Taksim Gezi Parkı 'ndaki olaylar sırasında bazı göstericilerin basın mensuplarına yönelik saldırılarının hatırlatılması üzerine Kılıçdaroğlu, kendisinin de zaman zaman medyayı eleştirdiğini ama hiçbir zaman medya çalışanlarını eleştirmediğini söyledi.

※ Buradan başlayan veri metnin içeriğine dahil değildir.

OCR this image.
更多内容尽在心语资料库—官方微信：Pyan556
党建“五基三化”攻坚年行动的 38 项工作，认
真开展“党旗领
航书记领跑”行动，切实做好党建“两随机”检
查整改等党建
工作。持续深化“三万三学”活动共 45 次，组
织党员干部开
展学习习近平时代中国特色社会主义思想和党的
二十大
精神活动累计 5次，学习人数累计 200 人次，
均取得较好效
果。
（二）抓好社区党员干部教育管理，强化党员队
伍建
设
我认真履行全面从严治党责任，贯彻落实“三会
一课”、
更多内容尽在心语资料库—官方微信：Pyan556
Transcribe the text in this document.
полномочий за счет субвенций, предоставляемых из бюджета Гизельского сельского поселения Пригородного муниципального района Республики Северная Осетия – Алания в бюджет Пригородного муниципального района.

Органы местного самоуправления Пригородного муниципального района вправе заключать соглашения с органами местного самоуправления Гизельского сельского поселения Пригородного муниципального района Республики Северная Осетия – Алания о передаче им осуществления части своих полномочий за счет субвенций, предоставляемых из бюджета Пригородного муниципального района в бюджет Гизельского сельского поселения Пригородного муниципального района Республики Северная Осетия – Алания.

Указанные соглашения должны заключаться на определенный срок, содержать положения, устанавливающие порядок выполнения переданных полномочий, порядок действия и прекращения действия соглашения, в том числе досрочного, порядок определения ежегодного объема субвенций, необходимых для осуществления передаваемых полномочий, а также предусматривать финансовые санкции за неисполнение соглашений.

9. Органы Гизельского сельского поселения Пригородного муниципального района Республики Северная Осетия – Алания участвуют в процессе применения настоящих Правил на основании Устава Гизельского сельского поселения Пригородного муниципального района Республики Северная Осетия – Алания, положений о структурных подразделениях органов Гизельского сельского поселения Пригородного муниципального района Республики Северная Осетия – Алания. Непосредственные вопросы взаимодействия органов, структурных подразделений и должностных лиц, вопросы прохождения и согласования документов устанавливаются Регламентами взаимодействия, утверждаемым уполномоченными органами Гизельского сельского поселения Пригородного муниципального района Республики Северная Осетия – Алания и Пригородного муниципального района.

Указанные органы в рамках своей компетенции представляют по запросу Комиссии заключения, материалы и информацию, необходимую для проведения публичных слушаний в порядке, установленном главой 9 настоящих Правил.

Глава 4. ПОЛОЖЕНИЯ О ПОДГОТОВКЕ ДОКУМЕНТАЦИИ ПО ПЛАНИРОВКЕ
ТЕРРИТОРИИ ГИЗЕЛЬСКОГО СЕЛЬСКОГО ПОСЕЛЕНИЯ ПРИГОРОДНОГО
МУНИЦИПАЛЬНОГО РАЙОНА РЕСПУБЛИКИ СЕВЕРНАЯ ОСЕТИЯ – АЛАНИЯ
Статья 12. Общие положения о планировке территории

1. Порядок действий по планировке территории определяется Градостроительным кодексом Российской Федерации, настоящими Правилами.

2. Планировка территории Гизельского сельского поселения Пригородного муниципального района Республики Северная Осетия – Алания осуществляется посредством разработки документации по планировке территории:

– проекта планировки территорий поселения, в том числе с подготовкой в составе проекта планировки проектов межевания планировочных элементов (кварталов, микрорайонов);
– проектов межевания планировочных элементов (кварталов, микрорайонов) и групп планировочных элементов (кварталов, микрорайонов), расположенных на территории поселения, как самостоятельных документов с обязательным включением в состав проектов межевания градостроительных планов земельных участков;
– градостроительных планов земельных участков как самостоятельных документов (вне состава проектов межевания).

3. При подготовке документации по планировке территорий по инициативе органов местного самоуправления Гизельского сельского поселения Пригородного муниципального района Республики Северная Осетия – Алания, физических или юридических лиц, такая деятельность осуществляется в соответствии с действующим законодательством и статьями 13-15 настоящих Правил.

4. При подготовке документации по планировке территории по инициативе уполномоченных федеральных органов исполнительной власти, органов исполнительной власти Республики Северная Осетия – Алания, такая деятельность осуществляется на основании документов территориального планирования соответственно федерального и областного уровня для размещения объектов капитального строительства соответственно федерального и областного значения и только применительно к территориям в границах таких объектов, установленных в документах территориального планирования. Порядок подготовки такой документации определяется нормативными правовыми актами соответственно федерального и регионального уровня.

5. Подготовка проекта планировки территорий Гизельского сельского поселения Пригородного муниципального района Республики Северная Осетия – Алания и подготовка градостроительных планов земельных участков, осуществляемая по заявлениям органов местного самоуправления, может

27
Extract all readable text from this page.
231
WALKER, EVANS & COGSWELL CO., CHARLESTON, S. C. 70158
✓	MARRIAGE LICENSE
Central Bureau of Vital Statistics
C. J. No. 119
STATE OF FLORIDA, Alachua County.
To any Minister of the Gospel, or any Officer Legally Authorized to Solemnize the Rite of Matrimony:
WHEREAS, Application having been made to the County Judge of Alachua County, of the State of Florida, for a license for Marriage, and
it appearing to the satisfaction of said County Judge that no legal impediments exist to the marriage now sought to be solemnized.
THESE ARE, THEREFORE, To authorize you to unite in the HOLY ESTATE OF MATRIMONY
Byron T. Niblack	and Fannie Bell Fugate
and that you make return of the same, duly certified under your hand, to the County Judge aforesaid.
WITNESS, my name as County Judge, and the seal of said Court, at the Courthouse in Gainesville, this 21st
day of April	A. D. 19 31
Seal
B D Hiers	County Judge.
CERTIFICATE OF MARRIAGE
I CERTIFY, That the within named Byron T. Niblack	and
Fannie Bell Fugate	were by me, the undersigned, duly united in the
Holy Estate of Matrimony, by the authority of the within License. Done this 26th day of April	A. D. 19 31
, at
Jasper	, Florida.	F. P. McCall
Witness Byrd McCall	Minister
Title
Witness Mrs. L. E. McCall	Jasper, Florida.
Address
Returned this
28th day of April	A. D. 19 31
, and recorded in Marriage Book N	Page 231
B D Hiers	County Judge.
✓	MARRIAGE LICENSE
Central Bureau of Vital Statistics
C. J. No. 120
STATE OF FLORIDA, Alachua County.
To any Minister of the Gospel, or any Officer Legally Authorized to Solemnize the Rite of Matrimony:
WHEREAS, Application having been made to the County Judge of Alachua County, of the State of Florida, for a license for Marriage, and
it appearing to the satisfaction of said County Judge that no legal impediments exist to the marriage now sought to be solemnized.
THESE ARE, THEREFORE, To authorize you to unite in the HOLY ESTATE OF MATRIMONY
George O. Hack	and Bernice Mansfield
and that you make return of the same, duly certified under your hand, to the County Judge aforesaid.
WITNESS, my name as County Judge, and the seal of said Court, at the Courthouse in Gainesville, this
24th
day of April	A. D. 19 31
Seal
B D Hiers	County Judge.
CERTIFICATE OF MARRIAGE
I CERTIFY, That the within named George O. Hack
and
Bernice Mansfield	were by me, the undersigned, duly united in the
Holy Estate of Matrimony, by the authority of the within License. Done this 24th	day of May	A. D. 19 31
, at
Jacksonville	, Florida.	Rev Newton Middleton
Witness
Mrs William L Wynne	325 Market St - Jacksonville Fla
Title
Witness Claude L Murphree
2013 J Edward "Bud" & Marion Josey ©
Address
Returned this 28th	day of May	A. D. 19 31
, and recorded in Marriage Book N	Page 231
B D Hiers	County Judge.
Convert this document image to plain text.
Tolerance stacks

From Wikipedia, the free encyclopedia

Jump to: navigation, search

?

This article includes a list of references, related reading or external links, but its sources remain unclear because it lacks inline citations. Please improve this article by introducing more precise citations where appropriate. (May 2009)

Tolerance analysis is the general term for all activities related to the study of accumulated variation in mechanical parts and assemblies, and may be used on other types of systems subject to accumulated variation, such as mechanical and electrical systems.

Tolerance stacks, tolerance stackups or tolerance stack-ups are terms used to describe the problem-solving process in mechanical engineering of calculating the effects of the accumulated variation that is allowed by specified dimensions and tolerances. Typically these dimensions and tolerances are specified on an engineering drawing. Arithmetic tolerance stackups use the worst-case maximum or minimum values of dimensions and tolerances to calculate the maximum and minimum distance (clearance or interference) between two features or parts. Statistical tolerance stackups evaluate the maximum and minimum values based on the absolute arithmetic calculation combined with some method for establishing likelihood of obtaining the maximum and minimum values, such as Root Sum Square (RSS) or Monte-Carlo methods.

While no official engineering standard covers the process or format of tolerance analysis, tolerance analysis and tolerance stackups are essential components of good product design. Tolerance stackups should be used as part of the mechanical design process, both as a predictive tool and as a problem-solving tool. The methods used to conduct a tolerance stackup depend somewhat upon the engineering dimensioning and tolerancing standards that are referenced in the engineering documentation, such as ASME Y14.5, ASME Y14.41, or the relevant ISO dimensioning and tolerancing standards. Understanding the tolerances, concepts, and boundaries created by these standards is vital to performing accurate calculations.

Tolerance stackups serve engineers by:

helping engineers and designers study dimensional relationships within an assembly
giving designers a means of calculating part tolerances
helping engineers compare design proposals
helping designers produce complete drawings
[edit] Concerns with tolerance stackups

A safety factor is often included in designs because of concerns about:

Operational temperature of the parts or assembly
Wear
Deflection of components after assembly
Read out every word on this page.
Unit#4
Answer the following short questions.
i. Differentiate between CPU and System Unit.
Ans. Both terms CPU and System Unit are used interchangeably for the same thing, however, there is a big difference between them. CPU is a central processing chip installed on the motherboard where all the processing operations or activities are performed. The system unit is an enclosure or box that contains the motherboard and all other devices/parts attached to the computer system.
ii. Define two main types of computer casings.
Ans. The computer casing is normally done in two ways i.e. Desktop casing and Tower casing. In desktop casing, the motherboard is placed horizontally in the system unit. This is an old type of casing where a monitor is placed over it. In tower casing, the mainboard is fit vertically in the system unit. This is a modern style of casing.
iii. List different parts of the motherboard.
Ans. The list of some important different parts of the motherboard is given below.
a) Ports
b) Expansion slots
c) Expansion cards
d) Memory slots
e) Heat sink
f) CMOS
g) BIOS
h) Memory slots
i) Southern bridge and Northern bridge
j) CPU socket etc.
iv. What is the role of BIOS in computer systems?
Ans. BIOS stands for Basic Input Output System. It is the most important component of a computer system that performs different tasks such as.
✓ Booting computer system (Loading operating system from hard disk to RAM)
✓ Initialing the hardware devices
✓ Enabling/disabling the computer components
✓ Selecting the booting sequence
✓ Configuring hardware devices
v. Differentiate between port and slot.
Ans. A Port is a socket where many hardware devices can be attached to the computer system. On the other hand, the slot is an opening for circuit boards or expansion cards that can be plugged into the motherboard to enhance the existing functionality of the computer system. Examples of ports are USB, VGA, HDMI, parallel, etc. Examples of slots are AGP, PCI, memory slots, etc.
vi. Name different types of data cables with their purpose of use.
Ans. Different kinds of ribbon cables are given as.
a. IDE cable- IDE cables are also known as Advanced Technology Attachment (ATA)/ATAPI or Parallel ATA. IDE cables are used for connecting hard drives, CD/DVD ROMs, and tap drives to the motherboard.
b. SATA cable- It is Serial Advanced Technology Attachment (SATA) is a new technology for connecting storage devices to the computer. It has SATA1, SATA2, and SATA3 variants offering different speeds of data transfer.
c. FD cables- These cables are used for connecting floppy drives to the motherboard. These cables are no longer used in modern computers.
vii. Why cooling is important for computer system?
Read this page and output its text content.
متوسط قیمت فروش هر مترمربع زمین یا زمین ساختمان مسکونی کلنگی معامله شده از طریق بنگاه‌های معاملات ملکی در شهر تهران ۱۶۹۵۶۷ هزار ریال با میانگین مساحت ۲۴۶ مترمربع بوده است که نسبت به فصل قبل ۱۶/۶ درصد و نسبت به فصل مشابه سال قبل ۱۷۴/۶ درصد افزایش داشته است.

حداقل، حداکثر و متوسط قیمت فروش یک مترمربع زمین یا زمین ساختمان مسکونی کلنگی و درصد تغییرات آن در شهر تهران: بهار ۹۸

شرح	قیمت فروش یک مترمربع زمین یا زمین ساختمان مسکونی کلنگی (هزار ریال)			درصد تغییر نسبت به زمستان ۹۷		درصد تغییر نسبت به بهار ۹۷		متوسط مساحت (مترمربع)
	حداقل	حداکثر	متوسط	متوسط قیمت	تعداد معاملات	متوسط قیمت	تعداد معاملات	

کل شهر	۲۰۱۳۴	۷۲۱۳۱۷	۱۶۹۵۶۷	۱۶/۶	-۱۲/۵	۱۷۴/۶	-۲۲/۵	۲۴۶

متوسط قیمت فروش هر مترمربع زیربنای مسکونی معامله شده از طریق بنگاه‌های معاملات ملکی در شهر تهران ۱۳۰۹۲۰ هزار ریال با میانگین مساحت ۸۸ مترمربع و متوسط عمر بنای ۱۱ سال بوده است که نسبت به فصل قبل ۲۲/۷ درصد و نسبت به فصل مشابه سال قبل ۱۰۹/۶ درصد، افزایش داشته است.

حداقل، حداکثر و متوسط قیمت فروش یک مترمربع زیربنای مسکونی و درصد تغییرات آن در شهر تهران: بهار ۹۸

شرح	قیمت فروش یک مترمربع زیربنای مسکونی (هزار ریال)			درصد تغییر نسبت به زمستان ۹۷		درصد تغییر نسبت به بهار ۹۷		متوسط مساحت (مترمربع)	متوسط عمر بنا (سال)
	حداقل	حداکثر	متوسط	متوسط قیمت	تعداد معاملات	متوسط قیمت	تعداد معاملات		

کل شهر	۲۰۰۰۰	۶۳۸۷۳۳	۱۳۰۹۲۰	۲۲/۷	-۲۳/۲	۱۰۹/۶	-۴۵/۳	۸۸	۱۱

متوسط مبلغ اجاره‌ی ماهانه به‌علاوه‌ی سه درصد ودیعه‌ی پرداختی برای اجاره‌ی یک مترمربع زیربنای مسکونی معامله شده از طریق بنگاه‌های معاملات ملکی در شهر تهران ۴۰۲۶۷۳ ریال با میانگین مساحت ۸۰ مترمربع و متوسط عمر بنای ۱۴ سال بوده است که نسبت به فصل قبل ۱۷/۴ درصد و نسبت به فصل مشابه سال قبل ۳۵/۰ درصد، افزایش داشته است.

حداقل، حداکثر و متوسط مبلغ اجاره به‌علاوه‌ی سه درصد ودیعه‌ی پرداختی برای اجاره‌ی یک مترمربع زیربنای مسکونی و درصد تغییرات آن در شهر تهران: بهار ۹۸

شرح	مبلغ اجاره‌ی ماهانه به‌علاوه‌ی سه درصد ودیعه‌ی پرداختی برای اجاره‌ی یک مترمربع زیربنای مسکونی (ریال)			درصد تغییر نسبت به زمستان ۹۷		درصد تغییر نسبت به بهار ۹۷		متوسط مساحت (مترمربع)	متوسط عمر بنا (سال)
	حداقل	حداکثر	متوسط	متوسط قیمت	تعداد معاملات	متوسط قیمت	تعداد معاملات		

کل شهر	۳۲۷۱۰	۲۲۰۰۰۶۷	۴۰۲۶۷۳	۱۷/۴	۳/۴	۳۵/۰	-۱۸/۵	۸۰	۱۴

Kılıçdaroğlu, medya çalışanlarının en zor koşullarda görev yaptığını kaydederek, şöyle dedi:
"Bütün medya çalışanlarına hepimizin saygılı olması lazım. Medya çalışanlarının kendi görevlerini rahat yapabilmeleri için gerek yurttaşların gerek siyasal partilerin her türlü kolaylığı sağlaması gerekir. Bu demokrasilerin temel kuralıdır. Medya özgürlüğü çok önemlidir. Medyanın mutfağında olaylar şu veya bu şekilde yorumlanabilir buna da demokrasi içinde saygı göstermemiz gerekiyor ama halkın özgürlük tepkisini medya yeteri kadar kamuoyuna sundu mu? Hayır. Bu bağlamda eleştirilir ama bunun sorumlusu medya çalışanlarında değil medyanın patronlarındadır. Medya patronlarıyla medya çalışanlarını ayırmamız gerekiyor. Medya çalışanları da özgürlük istiyorlar. Onlar da yaptıkları haberlerin yayınlanmasını istiyorlar. O nedenle bütün yurttaşlarıma açıkça söylüyorum; medya çalışanlarına sakın ola ki hiçbir eleştiri getirmeyin, onlar zor koşullarda görev yapıyorlar sizin sesinizi dünyaya ulaştırmaya çalışıyorlar. Bütün medya çalışanlarına da ayrıca onların sorunlarını çözmek için de tek adresin CHP olduğunu biliyorum."